Эссе. «Рисовать – это чудо». Фрагменты книги «Магия красок». Вступление Н. Васильевой
Опубликовано в журнале Иностранная литература, номер 10, 2004
ГЕССЕ-ХУДОЖНИК[1]
В восемьдесят лет, уже достигнув мирового признания, удостоенный в 1946 году Нобелевской премии по литературе, Герман Гессе писал одному из своих ливерпульских читателей: «Для меня два самых прекрасных занятия, которыми может заниматься человек, — это музицирование и рисование, и в том, и в другом я был дилетантом, но и то и другое мне очень помогло в сложном деле — выстоять в жизни». Музицированию Гессе посвятил детские и юношеские годы: с одиннадцати лет брал уроки игры на скрипке, потом восемь лет играл в оркестре духовной семинарии, где тогда учился, но позднее к скрипке почти не прикасался. К живописи Гессе пришел значительно позже, три десятка лет спустя, почти в сорокалетнем возрасте, и уже до конца своих дней не расставался с красками и кистью.
Первые его систематические опыты в рисовании относятся к 1916-1917 годам — это было, казалось, самое неподходящее время, разгар Первой мировой войны, которая застала Гессе на территории нейтральной Швейцарии, в Берне, где он с 1912 года жил с семьей. Во взглядах Гессе тогда происходит стремительная болезненная эволюция: из добровольца, рвущегося на фронт, которого все-таки не взяли в армию из-за плохого зрения, он превращается в непримиримого противника войны. Почти полностью подавив в себе поэта, Гессе активно вмешивается в происходящее, сначала как журналист, недвусмысленно высказывая свое мнение о «мерзком переплетении политики, шпионажа, игр, подкупа и ухищрений спекуляции», потом на общественном поприще: основывает Центр помощи немецким военнопленным, издает благотворительные журналы. В результате активной журналистской деятельности Гессе оказался под перекрестным огнем политической полемики и был нещадно заклеймен официальной прессой как клеветник и предатель отечества.
К страданиям и лишениям первых военных лет добавилась личная катастрофа: попытки совместить творчество с нормами бюргерского уклада жизни окончились крахом, «дом надежд» стал домом кошмаров. «Господи, что это за мир, в котором нельзя быть порядочным человеком, не став неврастеником», — пишет он в одном из писем в 1916 году. Депрессия, душевный кризис привели его на грань психического заболевания и обернулись обязательным сначала для него, а позже и для его жены длительным лечением. В 1916 году Гессе проходит в Люцерне курс психоанализа у доктора
И. Б. Ланга, ученика К. Г. Юнга. И именно в этот момент наибольшего смятения Гессе начинает всерьез заниматься рисованием, чтобы противопоставить деструктивным силам конструктивное начало внутренней сосредоточенности.

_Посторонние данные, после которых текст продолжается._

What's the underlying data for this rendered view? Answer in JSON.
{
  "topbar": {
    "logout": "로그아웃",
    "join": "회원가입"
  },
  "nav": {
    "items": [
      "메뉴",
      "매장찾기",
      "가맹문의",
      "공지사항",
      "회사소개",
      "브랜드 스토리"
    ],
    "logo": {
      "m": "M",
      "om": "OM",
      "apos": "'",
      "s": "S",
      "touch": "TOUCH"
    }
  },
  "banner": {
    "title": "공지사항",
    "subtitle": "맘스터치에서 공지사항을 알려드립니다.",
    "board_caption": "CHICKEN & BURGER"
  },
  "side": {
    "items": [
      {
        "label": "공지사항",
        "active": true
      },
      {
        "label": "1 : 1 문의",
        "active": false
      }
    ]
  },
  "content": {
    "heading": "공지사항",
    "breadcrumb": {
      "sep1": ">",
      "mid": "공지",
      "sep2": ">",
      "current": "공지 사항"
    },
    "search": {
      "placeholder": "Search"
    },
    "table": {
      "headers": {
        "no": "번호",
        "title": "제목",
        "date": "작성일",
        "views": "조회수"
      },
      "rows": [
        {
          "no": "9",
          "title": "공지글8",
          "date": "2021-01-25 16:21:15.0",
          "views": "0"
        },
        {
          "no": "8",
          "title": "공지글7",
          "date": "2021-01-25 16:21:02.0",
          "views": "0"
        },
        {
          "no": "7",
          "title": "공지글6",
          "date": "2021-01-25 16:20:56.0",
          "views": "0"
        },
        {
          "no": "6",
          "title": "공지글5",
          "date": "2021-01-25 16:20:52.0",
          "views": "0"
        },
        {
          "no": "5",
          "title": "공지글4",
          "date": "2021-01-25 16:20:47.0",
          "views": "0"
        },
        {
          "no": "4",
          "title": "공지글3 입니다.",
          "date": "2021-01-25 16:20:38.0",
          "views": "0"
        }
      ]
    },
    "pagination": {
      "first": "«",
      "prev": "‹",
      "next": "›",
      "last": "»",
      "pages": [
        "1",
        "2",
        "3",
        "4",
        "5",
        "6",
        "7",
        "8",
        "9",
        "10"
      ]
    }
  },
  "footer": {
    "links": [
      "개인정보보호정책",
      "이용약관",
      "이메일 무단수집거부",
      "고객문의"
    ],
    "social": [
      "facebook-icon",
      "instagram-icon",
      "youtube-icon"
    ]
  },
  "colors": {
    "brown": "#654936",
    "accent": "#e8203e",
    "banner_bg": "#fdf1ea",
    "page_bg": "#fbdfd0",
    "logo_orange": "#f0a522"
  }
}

Имеются многочисленные свидетельства тому, с каким колоссальным упорством и усердиемовладевал онсамостоятельно навыками рисования. В его архиве сохранились коробки, туго набитые бесчисленными рождественскими открытками для военнопленных, на обороте которых он неутомимо отрабатывал технику композиции, приемы перспективы и контрастного использования красок.
Сохранилось приблизительно три тысячи акварельных работ Гессе. Среди них есть и крупноформатные, некоторые из них были включены в отдельные издания самим Гессе в качестве иллюстраций к литературным текстам, другие были собраны в акварельные альбомы — их он дарил друзьям, какие-то работы экспонировались на выставках, какие-то были опубликованы значительно позже, уже в посмертных изданиях. Известны и миниатюрные рисунки — заставки к личным письмам.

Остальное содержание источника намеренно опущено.